The 6th battalion moved into position at about 02.00 a.m. on 4 October 1917. While the Battalion was waiting till the sign to attack the German artillery laid down a very heavy barrage on the line. Many Australians were caught in the open and the Battalions in the line suffered heavy casualties. The German shelling did not indicate any pre-knowledge of an Australian attack, but was a precursor to a German attack that was due to commence coincidentally with the Australian attack. When the German infantry attacked they were caught in the allied barrage, which preceded the Australian assault. The barrage drove everything beyond it, inflicting very heavy casualties on the German defenders. The German soldiers had almost no place to hide. The ones that did survive the heavy shelling were quickly dispersed, killed or taken prisoner by the advancing troops.
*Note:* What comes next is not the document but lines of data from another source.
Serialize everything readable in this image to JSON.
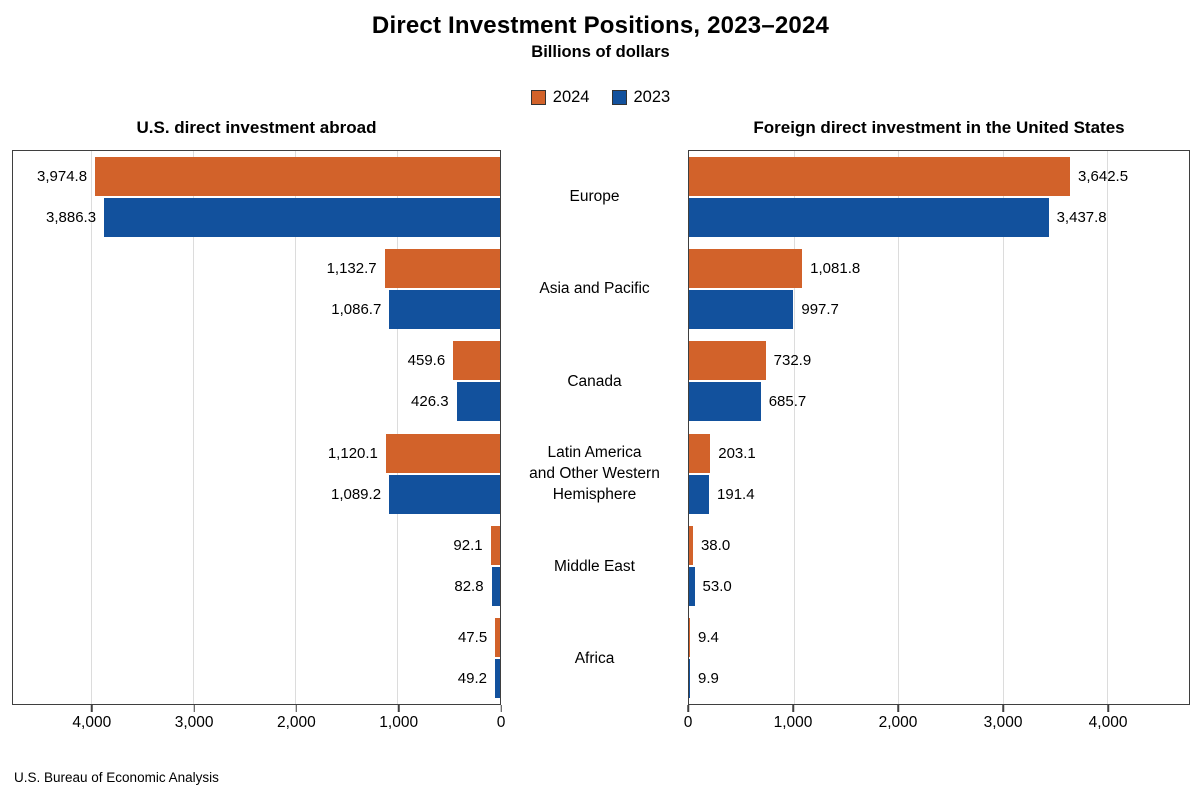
{
  "title": "Direct Investment Positions, 2023–2024",
  "subtitle": "Billions of dollars",
  "source": "U.S. Bureau of Economic Analysis",
  "legend": [
    {
      "label": "2024",
      "color": "#D2622A"
    },
    {
      "label": "2023",
      "color": "#12519D"
    }
  ],
  "chart_data": {
    "type": "bar",
    "variant": "diverging-horizontal-paired",
    "unit": "billions of dollars",
    "grid": true,
    "x_max": 4780,
    "x_ticks": [
      0,
      1000,
      2000,
      3000,
      4000
    ],
    "categories": [
      "Europe",
      "Asia and Pacific",
      "Canada",
      "Latin America and Other Western Hemisphere",
      "Middle East",
      "Africa"
    ],
    "category_lines": [
      [
        "Europe"
      ],
      [
        "Asia and Pacific"
      ],
      [
        "Canada"
      ],
      [
        "Latin America",
        "and Other Western",
        "Hemisphere"
      ],
      [
        "Middle East"
      ],
      [
        "Africa"
      ]
    ],
    "panels": [
      {
        "title": "U.S. direct investment abroad",
        "direction": "left",
        "series": [
          {
            "name": "2024",
            "color": "#D2622A",
            "values": [
              3974.8,
              1132.7,
              459.6,
              1120.1,
              92.1,
              47.5
            ]
          },
          {
            "name": "2023",
            "color": "#12519D",
            "values": [
              3886.3,
              1086.7,
              426.3,
              1089.2,
              82.8,
              49.2
            ]
          }
        ]
      },
      {
        "title": "Foreign direct investment in the United States",
        "direction": "right",
        "series": [
          {
            "name": "2024",
            "color": "#D2622A",
            "values": [
              3642.5,
              1081.8,
              732.9,
              203.1,
              38.0,
              9.4
            ]
          },
          {
            "name": "2023",
            "color": "#12519D",
            "values": [
              3437.8,
              997.7,
              685.7,
              191.4,
              53.0,
              9.9
            ]
          }
        ]
      }
    ]
  }
}
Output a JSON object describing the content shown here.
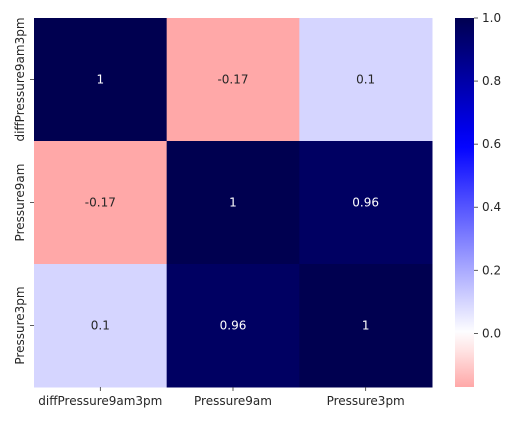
{
  "chart_data": {
    "type": "heatmap",
    "title": "",
    "xlabel": "",
    "ylabel": "",
    "x_categories": [
      "diffPressure9am3pm",
      "Pressure9am",
      "Pressure3pm"
    ],
    "y_categories": [
      "diffPressure9am3pm",
      "Pressure9am",
      "Pressure3pm"
    ],
    "values": [
      [
        1,
        -0.17,
        0.1
      ],
      [
        -0.17,
        1,
        0.96
      ],
      [
        0.1,
        0.96,
        1
      ]
    ],
    "cell_labels": [
      [
        "1",
        "-0.17",
        "0.1"
      ],
      [
        "-0.17",
        "1",
        "0.96"
      ],
      [
        "0.1",
        "0.96",
        "1"
      ]
    ],
    "colorbar": {
      "range": [
        -0.17,
        1.0
      ],
      "ticks": [
        0.0,
        0.2,
        0.4,
        0.6,
        0.8,
        1.0
      ],
      "tick_labels": [
        "0.0",
        "0.2",
        "0.4",
        "0.6",
        "0.8",
        "1.0"
      ],
      "colors": {
        "low": "#ffa8a8",
        "zero": "#ffffff",
        "mid": "#0000ff",
        "high": "#000050"
      }
    },
    "grid": false
  }
}
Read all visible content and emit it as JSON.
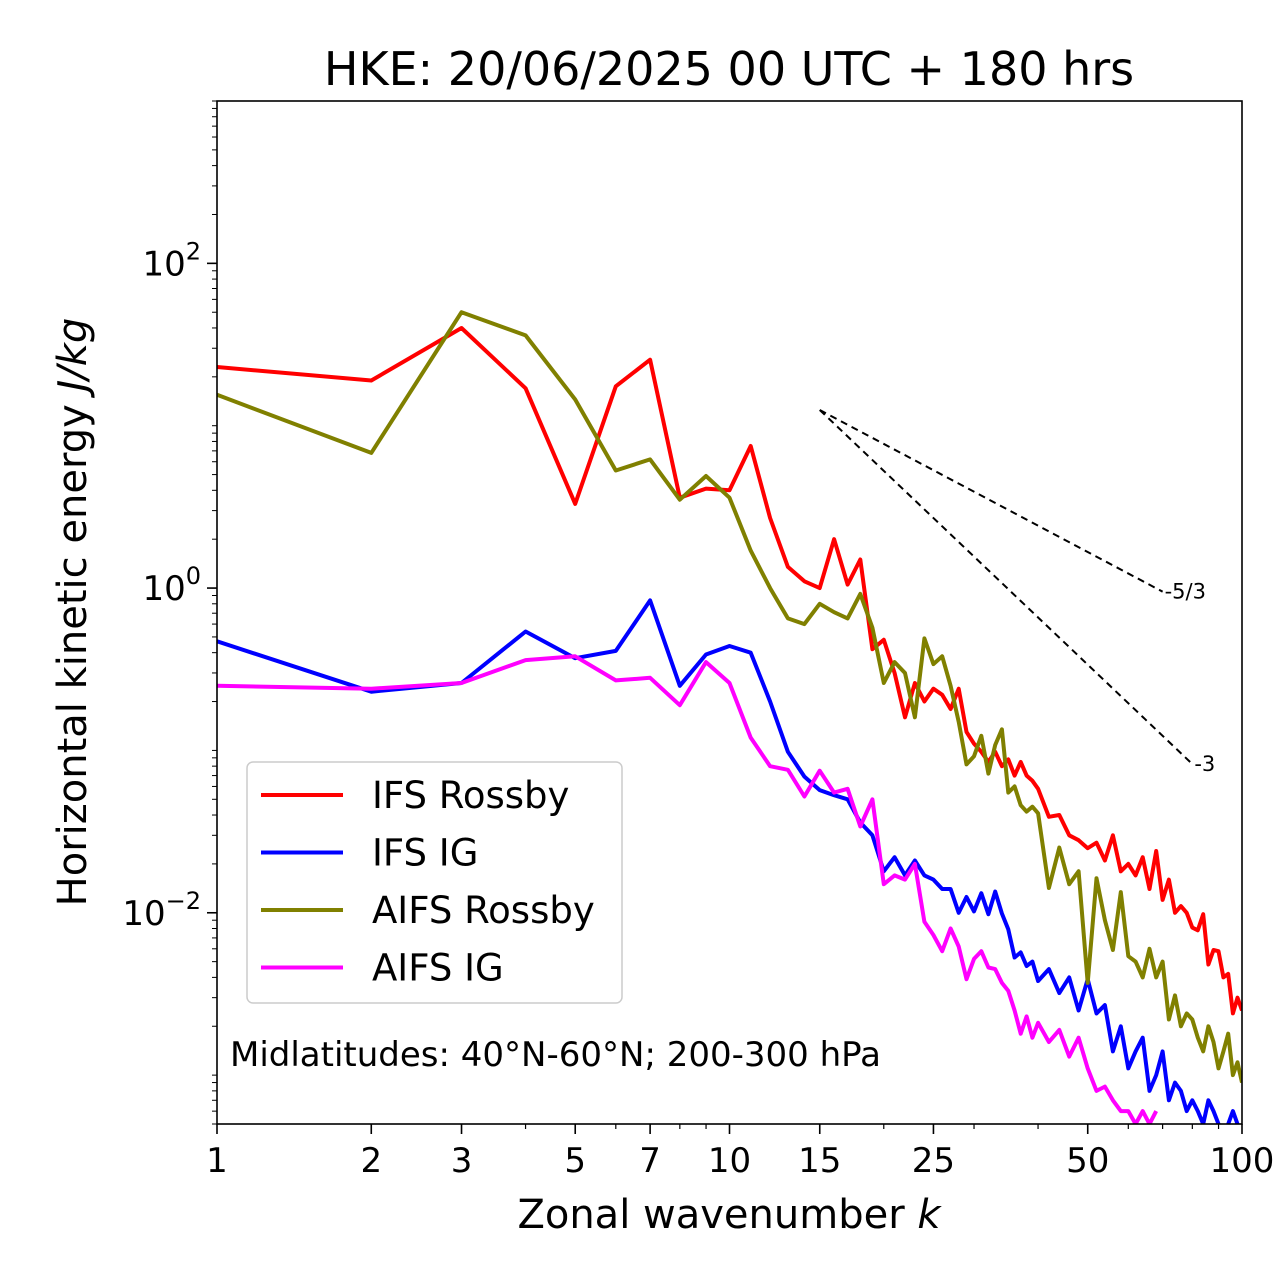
{
  "chart_data": {
    "type": "line",
    "title": "HKE: 20/06/2025 00 UTC + 180 hrs",
    "xlabel": "Zonal wavenumber ",
    "xlabel_var": "k",
    "ylabel": "Horizontal kinetic energy ",
    "ylabel_unit": "J/kg",
    "x_scale": "log",
    "y_scale": "log",
    "xlim": [
      1,
      100
    ],
    "ylim": [
      0.0005,
      1000
    ],
    "x_ticks": [
      1,
      2,
      3,
      5,
      7,
      10,
      15,
      25,
      50,
      100
    ],
    "x_tick_labels": [
      "1",
      "2",
      "3",
      "5",
      "7",
      "10",
      "15",
      "25",
      "50",
      "100"
    ],
    "y_ticks": [
      {
        "value": 100,
        "base": "10",
        "exp": "2"
      },
      {
        "value": 1,
        "base": "10",
        "exp": "0"
      },
      {
        "value": 0.01,
        "base": "10",
        "exp": "−2"
      }
    ],
    "grid": false,
    "legend_position": "lower-left",
    "annotation": "Midlatitudes: 40°N-60°N; 200-300 hPa",
    "reference_slopes": [
      {
        "label": "-5/3",
        "slope": -1.6667,
        "x": [
          15,
          70
        ],
        "y": [
          12.5,
          0.95
        ]
      },
      {
        "label": "-3",
        "slope": -3,
        "x": [
          15,
          80
        ],
        "y": [
          12.5,
          0.0824
        ]
      }
    ],
    "series": [
      {
        "name": "IFS Rossby",
        "color": "#ff0000",
        "x": [
          1,
          2,
          3,
          4,
          5,
          6,
          7,
          8,
          9,
          10,
          11,
          12,
          13,
          14,
          15,
          16,
          17,
          18,
          19,
          20,
          21,
          22,
          23,
          24,
          25,
          26,
          27,
          28,
          29,
          30,
          31,
          32,
          33,
          34,
          35,
          36,
          37,
          38,
          39,
          40,
          42,
          44,
          46,
          48,
          50,
          52,
          54,
          56,
          58,
          60,
          62,
          64,
          66,
          68,
          70,
          72,
          74,
          76,
          78,
          80,
          82,
          84,
          86,
          88,
          90,
          92,
          94,
          96,
          98,
          100
        ],
        "y": [
          23,
          19,
          40,
          17,
          3.3,
          17.5,
          25.5,
          3.6,
          4.1,
          4.0,
          7.5,
          2.7,
          1.35,
          1.1,
          1.0,
          2.0,
          1.05,
          1.5,
          0.42,
          0.48,
          0.3,
          0.16,
          0.26,
          0.2,
          0.24,
          0.22,
          0.18,
          0.24,
          0.13,
          0.11,
          0.098,
          0.085,
          0.098,
          0.08,
          0.088,
          0.07,
          0.085,
          0.07,
          0.065,
          0.058,
          0.039,
          0.04,
          0.03,
          0.028,
          0.025,
          0.027,
          0.021,
          0.03,
          0.018,
          0.02,
          0.017,
          0.022,
          0.014,
          0.024,
          0.012,
          0.016,
          0.01,
          0.011,
          0.01,
          0.0081,
          0.0078,
          0.0098,
          0.0048,
          0.0059,
          0.0058,
          0.004,
          0.0042,
          0.0024,
          0.003,
          0.0025
        ]
      },
      {
        "name": "IFS IG",
        "color": "#0000ff",
        "x": [
          1,
          2,
          3,
          4,
          5,
          6,
          7,
          8,
          9,
          10,
          11,
          12,
          13,
          14,
          15,
          16,
          17,
          18,
          19,
          20,
          21,
          22,
          23,
          24,
          25,
          26,
          27,
          28,
          29,
          30,
          31,
          32,
          33,
          34,
          35,
          36,
          37,
          38,
          39,
          40,
          42,
          44,
          46,
          48,
          50,
          52,
          54,
          56,
          58,
          60,
          62,
          64,
          66,
          68,
          70,
          72,
          74,
          76,
          78,
          80,
          82,
          84,
          86,
          88,
          90,
          92,
          94,
          96,
          98,
          100
        ],
        "y": [
          0.47,
          0.23,
          0.26,
          0.54,
          0.37,
          0.41,
          0.84,
          0.25,
          0.39,
          0.44,
          0.4,
          0.2,
          0.098,
          0.069,
          0.057,
          0.053,
          0.05,
          0.036,
          0.03,
          0.018,
          0.022,
          0.017,
          0.021,
          0.017,
          0.016,
          0.014,
          0.014,
          0.01,
          0.0125,
          0.0102,
          0.0132,
          0.0098,
          0.0135,
          0.0099,
          0.0079,
          0.0053,
          0.0057,
          0.0047,
          0.005,
          0.0038,
          0.0045,
          0.0032,
          0.004,
          0.0025,
          0.0039,
          0.0024,
          0.0027,
          0.0014,
          0.002,
          0.0011,
          0.0014,
          0.0017,
          0.0008,
          0.001,
          0.0014,
          0.0007,
          0.0009,
          0.0008,
          0.0006,
          0.0007,
          0.0006,
          0.0005,
          0.0007,
          0.0006,
          0.0005,
          0.0004,
          0.0005,
          0.0006,
          0.0005,
          0.0004
        ]
      },
      {
        "name": "AIFS Rossby",
        "color": "#808000",
        "x": [
          1,
          2,
          3,
          4,
          5,
          6,
          7,
          8,
          9,
          10,
          11,
          12,
          13,
          14,
          15,
          16,
          17,
          18,
          19,
          20,
          21,
          22,
          23,
          24,
          25,
          26,
          27,
          28,
          29,
          30,
          31,
          32,
          33,
          34,
          35,
          36,
          37,
          38,
          39,
          40,
          42,
          44,
          46,
          48,
          50,
          52,
          54,
          56,
          58,
          60,
          62,
          64,
          66,
          68,
          70,
          72,
          74,
          76,
          78,
          80,
          82,
          84,
          86,
          88,
          90,
          92,
          94,
          96,
          98,
          100
        ],
        "y": [
          15.5,
          6.8,
          50,
          36,
          14.5,
          5.3,
          6.2,
          3.5,
          4.9,
          3.6,
          1.7,
          1.0,
          0.65,
          0.6,
          0.8,
          0.71,
          0.65,
          0.92,
          0.57,
          0.26,
          0.35,
          0.3,
          0.16,
          0.49,
          0.34,
          0.38,
          0.25,
          0.15,
          0.082,
          0.092,
          0.123,
          0.072,
          0.108,
          0.135,
          0.055,
          0.06,
          0.046,
          0.042,
          0.045,
          0.041,
          0.0142,
          0.0252,
          0.015,
          0.018,
          0.0037,
          0.0163,
          0.009,
          0.0059,
          0.0134,
          0.0054,
          0.005,
          0.004,
          0.006,
          0.004,
          0.005,
          0.0022,
          0.0031,
          0.002,
          0.0024,
          0.0022,
          0.0017,
          0.0014,
          0.002,
          0.0016,
          0.0011,
          0.0014,
          0.0018,
          0.001,
          0.0012,
          0.0009
        ]
      },
      {
        "name": "AIFS IG",
        "color": "#ff00ff",
        "x": [
          1,
          2,
          3,
          4,
          5,
          6,
          7,
          8,
          9,
          10,
          11,
          12,
          13,
          14,
          15,
          16,
          17,
          18,
          19,
          20,
          21,
          22,
          23,
          24,
          25,
          26,
          27,
          28,
          29,
          30,
          31,
          32,
          33,
          34,
          35,
          36,
          37,
          38,
          39,
          40,
          42,
          44,
          46,
          48,
          50,
          52,
          54,
          56,
          58,
          60,
          62,
          64,
          66,
          68
        ],
        "y": [
          0.25,
          0.24,
          0.26,
          0.36,
          0.38,
          0.27,
          0.28,
          0.19,
          0.35,
          0.26,
          0.12,
          0.08,
          0.076,
          0.052,
          0.075,
          0.055,
          0.058,
          0.034,
          0.05,
          0.015,
          0.017,
          0.016,
          0.02,
          0.0088,
          0.0073,
          0.0058,
          0.008,
          0.0062,
          0.0039,
          0.0052,
          0.0058,
          0.0046,
          0.0045,
          0.0037,
          0.0033,
          0.0025,
          0.0018,
          0.0023,
          0.0017,
          0.0021,
          0.0016,
          0.0019,
          0.0013,
          0.0017,
          0.0011,
          0.0008,
          0.00085,
          0.0007,
          0.0006,
          0.0006,
          0.0005,
          0.0006,
          0.0005,
          0.0006
        ]
      }
    ]
  }
}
Even the Germans in the concrete strongpoints were utterly shocked. Most of them surrendered without putting up a fight.
The main resistance of the 6th Battalion’s advance came from a large crater, near Retaliation Farm, in which a pill-box was situated. This position supported by other nearby posts. Bombing parties of the 6th Battalion quickly outflanked the positions and eventually managed to silence or capture the defenders.
Meanwhile the 8th Battalion had advanced through the marsh and tree stumps of Romulus and Remus Woods, north of the hamlet of Molenaarelsthoek. They arrived at the first objective, the red line, around 07.15 a.m. Around 08.00 a.m. the 7th and 6th Battalions moved through the 8th Battalion and carried on the advance. They quickly captured the summit of the ridge. While passing west of Celtic Wood, the 6th Battalion was now fired upon from distant machine gun positions on the Keiberg. At one stage the advance on Celtic Wood was halted by a German strongpoint. It was silenced by a Lewis gun team and by noon, the Australians had consolidated their positions astride the ridge. No counter-attacks were launched and the battalion kept on holding the line till they were relieved on the next day.

Private Michael Francis Starr, age 28, was reported wounded and missing during the Australian attack on 4 October. In his Red Cross Wounded and Missing file witnesses mention him being killed by a shell, injuring his head. Micheal Frances worked as a signaller and was killed at Romulus Wood and buried somewhere about Remus Wood according to Lt. Christian.

After the war his body was never recovered. Today he is remembered on the Menin Gate Memorial in Ypres, Bay 7, stone M.

His younger brother Patrick James Starr, also in the 6th Bn. AIF, was killed in action that same day. He too is remembered on the Menin Gate Memorial. Two other brothers Philip Henry and John Robert returned safely to Australia.